Родители мои, светлой памяти, были фанатичными театралами и с детства таскали меня с собой на все премьеры театральной Москвы. Я был влюблён в театр, боготворил великих артистов и страшно робел за кулисами, куда меня иногда водили после спектакля. Однажды отец привёл меня на какую-то вечеринку, где собрались актёры разных театров. Был концерт, был уморительный театральный капустник, потом ужин для «своих». Я сидел пунцовый от счастья и не открывал рта, боясь пропустить хотя бы слово из тех, что говорились за столом.
Сидел я, естественно, с краешка стола, практически лёжа на тарелке, поскольку из-за плеча отца половины не видел. Шум голосов, звон бокалов, смех – до меня доносились только обрывки фраз и отдельные реплики.
И вот тут великий Анатолий Дмитриевич Папанов рассказал потрясающую историю.
Из-за шума, я не расслышал, то ли он о себе говорил, то ли о ком-то ещё, а когда я встал и подошел ближе, переспрашивать было как-то неловко.
По его словам, дело обстояло таким образом.
Однажды потребовалось в очередной раз сходить в Моссовет подписать у тогдашнего председателя Владимира Фёдоровича Промыслова разрешение на выделение квартиры какой-то уважаемой актрисе, которая жила в коммунальной квартире, в малюсенькой комнатке.
По графику, идти выпало ему (наверное, именно ему, так я понял).
Анатолий Дмитриевич для большей убедительности прикрепил к костюму все свои награды и пошёл.
Самого Промыслова не было, и Анатолия Дмитриевича принял его какой-то заместитель.
– Здравствуйте! – сказал Анатолий Дмитриевич, войдя в приёмную. – Мне назначено. Моя фамилия Папанов.
– Здрасьте! – сказала секретарша, продолжая печатать. – Вы, по какому вопросу?
– Я из ВТО. Дело в том, что...
– Ждите.
Папанов послушно уселся на один из стульев и стал ждать.
Секретарша продолжала тюкать по клавишам. Это была дородная женщина, с «халой» на голове, с густо подведёнными ресницами и губами цвета помидоров «бычьи глазки». Руки её были унизаны перстнями, снять которые можно было, вероятно, только отрубив её пальцы.
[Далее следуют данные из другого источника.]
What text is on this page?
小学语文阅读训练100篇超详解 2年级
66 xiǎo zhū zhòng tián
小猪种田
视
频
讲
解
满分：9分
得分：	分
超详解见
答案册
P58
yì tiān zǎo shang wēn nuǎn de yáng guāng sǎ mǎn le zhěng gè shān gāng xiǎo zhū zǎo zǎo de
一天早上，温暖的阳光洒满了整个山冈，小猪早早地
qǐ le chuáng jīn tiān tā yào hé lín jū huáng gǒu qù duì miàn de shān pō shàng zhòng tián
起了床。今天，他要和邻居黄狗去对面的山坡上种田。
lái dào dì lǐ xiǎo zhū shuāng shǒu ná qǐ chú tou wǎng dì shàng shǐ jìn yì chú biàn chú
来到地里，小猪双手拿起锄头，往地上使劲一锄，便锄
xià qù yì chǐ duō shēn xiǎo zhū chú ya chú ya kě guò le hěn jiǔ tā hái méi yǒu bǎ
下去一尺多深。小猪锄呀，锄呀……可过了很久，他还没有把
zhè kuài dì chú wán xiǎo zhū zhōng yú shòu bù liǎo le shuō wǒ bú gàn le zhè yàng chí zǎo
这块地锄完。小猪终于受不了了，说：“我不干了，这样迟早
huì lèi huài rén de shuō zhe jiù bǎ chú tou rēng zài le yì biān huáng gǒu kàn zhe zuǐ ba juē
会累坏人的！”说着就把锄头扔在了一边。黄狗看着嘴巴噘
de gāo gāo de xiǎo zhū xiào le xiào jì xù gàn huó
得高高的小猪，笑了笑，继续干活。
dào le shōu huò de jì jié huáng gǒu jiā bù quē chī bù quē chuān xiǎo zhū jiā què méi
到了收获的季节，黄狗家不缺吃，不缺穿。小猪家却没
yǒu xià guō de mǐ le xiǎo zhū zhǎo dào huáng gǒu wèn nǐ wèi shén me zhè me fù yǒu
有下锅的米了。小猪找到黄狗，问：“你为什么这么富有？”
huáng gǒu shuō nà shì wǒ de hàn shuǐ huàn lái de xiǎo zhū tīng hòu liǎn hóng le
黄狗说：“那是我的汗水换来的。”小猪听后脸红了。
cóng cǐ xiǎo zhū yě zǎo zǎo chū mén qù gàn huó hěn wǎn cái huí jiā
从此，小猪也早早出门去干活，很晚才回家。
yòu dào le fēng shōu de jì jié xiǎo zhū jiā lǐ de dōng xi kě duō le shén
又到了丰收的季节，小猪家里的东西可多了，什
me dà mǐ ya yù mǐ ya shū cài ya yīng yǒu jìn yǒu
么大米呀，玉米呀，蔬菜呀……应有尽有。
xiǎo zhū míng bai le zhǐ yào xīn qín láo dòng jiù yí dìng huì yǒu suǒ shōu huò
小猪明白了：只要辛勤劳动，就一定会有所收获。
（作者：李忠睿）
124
То есть, разумеется, она, конечно, сразу узнала, кто перед ней, и в нормальной жизни, умерла бы от счастья за один только автограф, но тут «при исполнении» она строго блюла номенклатурную субординацию. Всем свои видом она давала понять, что вы, конечно, известный артист и всё такое прочее, но это там, на улице, а тут вы, простите, как все, и нечего тут изображать из себя! Ну, «Народный», ну и что, тут и не такие бывали и сидели, и ждали, как миленькие.